The Davidson County Election Commission is expected to reconsider a controversial vote that one member said would call for “profiling” foreign-born voters. The commission voted 3-2 on Feb. 21 to ask the Tennessee Department of Safety and Homeland Security to review the citizenship status of recently registered voters who were born outside the United States. But Metro attorneys later said doing so would violate the 14th Amendment of the U.S. Constitution and the National Voter Registration Act — also known as the “motor voter law” — by creating two different classes of voters and scrutinizing one class more than the other. Steve Abernathy, the Republican election commissioner who proposed the move, said he wanted to see whether non-citizens, while living here legally, have been improperly registering to vote during the process of applying for driver’s licenses. “The process at the Department of Safety is not set up to prevent them from completing a voter registration card,” Abernathy said. “And then (state officials) send that information to the election commission, but all we get is the completed card. We don’t get the backup information. There’s no way to verify a person’s citizenship at the Davidson County Election Commission.”

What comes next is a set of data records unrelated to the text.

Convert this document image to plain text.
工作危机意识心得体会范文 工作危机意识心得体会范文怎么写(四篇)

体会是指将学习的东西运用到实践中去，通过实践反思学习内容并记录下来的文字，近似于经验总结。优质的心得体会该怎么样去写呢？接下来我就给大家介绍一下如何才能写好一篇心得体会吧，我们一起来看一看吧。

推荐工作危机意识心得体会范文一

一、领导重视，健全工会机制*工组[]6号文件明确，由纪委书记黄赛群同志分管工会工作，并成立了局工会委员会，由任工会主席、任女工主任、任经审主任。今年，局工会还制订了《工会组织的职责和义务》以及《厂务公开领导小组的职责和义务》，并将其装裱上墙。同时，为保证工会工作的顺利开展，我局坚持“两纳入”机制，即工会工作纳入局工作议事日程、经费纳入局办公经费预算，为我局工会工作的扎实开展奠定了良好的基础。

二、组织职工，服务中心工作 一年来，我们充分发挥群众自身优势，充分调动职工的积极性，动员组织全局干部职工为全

But A.J. Starling, a Democratic election commissioner who voted against the plan, said it “didn’t pass the smell test.”
“Steve seemed to think this is a major issue,” Starling said. “But the process we were going to go through was actually profiling, in my opinion, because we were taking just the (foreign-born) folk. I was saying, ‘We need to be careful about what this is going to look like. It looks like we’re going after immigrants.’ ”
Patricia Heim, a Republican commissioner, joined Starling in the minority opposing the proposal. Heim said she didn’t think the commission should investigate a subset of voters “after the fact.”
“Singling out someone who answers yes to the citizenship question, answers yes to the residency, answers yes to the age, answers no to the felony and provides all other information but indicates they were born outside the U.S., I think that is asking to treat them differently,” she said.